L’équipe de recherche de Sylvie Grosjean travaille donc sur un système de recommandation conversationnel alimenté par l’intelligence artificielle, capable d’adapter les conseils en fonction du profil de chaque personne. Dans le cadre de ce projet, elle a adopté une approche de co-conception afin de réunir des gens qui se font soigner, qui prennent soin d’autrui, qui travaillent dans le milieu de la santé ou en ingénierie, ou qui ont une expertise en sciences sociales et humaines, dans le but de les faire dialoguer et de permettre le développement d’une technologie utile et personnalisée, mais aussi bienveillante. 
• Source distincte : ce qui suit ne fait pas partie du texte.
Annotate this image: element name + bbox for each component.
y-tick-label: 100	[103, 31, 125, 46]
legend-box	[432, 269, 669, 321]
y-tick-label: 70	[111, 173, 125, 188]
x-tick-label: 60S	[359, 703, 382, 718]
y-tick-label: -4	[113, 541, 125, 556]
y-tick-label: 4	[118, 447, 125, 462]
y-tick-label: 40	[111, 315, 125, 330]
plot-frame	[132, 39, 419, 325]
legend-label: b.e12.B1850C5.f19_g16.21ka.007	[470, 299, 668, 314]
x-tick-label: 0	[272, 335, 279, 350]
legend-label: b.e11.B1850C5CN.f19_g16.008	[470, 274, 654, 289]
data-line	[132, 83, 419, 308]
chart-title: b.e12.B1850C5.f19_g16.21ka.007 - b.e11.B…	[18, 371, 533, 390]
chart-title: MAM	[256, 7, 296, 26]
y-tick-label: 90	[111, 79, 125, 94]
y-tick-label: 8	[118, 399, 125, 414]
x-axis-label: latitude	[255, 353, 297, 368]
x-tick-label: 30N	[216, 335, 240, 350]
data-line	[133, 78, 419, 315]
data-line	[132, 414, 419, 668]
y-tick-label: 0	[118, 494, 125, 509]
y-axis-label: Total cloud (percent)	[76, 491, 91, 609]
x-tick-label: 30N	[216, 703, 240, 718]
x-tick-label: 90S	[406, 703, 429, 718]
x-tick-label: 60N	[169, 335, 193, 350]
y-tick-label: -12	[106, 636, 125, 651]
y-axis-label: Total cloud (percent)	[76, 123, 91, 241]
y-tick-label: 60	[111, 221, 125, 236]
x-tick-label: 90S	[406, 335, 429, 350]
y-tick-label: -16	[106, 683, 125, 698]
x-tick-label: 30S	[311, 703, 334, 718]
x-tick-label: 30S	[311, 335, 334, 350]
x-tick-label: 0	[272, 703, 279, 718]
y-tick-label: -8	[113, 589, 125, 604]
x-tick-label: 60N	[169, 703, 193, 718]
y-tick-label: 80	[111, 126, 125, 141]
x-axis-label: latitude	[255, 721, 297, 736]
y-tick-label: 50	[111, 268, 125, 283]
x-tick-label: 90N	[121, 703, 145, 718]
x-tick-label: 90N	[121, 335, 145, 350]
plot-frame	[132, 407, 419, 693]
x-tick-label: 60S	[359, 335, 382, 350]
Vers une intégration réfléchie et éthique des technologies en santé

Si les technologies numériques de santé offrent des perspectives prometteuses, elles ne doivent pas s’imposer comme une réponse simpliste à la pénurie de professionnelles et professionnels de la santé. L’intégration réfléchie de ces outils repose sur une collaboration étroite entre la communauté de recherche, le personnel soignant, la patientèle et les entreprises, qui oriente les décisionnaires. Les recherches de Sylvie Grosjean soulignent que l’adoption des technologies ne peut se décréter : elle doit se construire avec les utilisatrices et utilisateurs, en tenant compte de leurs besoins et de leurs valeurs.

C’est en adoptant une approche collaborative et inclusive et en portant une attention soutenue aux usages des technologies que l’on comprend comment ces innovations pourraient améliorer l’accès aux soins et leur qualité, notamment pour les populations francophones en situation minoritaire.